AGU2024

The initiation of sliding on a fault or frictional interface is thought to be preceded by localized slow slip that may expand in the form of a front and herald an impending rupture. We study precursory slip associated with regular stick-slip events on the Whillans Ice Plain in West Antarctica and link our observations to laboratory experiments and frictional strength relevant to earthquakes. The glacier basal interface is a natural fault that slips about ½ m in roughly 30 minutes once or twice daily, which we term mainshocks. We use data from 20 GNSS stations placed 800 m above the basal interface on a 60 km segment of the ice plain surface for 2 months during the 2010-2011 austral summer. 70 slip events in this time window were found to contain precursory slip lasting 5 minutes to over an hour in duration prior to the mainshock. We focus on the shorter precursors, and analysis shows the event moves across the station coverage as a front with a velocity of 17-130 m/s.
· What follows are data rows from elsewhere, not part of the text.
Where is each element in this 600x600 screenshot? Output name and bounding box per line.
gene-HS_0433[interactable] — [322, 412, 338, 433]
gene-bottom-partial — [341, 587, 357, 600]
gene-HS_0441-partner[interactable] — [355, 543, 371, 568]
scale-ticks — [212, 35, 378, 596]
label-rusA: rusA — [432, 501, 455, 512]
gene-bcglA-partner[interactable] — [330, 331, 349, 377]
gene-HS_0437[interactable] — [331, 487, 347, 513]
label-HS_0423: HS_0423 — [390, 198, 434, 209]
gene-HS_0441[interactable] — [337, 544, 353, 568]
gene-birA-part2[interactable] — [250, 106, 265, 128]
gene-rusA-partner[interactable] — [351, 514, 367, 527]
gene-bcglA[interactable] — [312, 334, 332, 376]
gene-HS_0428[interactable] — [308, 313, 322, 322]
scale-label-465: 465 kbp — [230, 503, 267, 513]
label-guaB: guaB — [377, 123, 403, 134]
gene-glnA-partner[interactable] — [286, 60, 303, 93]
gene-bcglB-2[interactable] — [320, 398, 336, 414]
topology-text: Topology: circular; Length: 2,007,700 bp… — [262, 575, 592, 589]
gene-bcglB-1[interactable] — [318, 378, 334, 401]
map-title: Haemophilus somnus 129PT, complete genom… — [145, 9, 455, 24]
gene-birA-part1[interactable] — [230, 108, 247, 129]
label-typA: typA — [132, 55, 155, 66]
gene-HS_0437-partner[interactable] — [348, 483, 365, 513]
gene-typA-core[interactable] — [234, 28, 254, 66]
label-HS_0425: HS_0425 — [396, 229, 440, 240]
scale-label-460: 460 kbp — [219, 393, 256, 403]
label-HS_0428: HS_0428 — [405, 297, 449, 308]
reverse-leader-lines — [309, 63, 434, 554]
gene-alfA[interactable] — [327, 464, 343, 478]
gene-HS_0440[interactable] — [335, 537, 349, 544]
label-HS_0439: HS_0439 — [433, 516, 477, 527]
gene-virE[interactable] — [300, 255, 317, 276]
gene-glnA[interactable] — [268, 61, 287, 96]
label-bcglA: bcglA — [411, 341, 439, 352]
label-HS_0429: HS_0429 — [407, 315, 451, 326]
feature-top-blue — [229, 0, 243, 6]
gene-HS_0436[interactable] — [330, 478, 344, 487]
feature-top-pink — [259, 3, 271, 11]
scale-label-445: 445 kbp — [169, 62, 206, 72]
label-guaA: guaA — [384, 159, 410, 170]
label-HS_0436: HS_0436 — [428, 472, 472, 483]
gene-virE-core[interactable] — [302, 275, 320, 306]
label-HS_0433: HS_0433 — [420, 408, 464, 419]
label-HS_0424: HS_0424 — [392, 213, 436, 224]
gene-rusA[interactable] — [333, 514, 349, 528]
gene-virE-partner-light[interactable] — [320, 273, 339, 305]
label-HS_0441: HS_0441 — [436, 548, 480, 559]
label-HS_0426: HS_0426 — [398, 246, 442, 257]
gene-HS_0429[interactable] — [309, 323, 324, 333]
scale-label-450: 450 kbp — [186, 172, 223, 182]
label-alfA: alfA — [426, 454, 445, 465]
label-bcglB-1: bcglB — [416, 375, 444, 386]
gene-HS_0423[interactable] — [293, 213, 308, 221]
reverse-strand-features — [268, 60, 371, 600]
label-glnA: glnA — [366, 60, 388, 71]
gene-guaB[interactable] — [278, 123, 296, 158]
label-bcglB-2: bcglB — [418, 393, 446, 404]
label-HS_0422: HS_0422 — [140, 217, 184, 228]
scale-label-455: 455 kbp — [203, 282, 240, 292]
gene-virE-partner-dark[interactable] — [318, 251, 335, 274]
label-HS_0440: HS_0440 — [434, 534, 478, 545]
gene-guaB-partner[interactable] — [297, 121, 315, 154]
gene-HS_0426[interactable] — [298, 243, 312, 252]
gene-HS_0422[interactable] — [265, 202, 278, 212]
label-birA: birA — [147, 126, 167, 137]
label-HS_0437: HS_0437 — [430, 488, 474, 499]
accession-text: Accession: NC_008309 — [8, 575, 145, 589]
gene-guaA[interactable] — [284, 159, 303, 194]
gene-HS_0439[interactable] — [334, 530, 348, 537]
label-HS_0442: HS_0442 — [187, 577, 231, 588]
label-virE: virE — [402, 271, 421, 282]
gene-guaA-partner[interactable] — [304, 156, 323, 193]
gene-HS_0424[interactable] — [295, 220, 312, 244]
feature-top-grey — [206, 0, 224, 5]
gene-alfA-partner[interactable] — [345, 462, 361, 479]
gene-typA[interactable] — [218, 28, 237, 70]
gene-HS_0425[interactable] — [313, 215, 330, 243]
The front velocity correlates with the interevent displacement near the central highly locked region, which is likely related to the local basal shear stress. The locked area basal shear stress is estimated from its elastic resistance to upstream and downstream ice displacement. A 14 kPa increase in shear stress is found to cause approximately a 5x increase in the precursor front velocity. These findings are a striking resemblance to recent slow slip fronts in laboratory experiments that showed a 10 kPa increase in shear stress caused a 10x increase in the slow slip front velocity. The ability to monitor the ice plain in such detail showcases parallels of premonitory motion on a natural fault and the laboratory scale.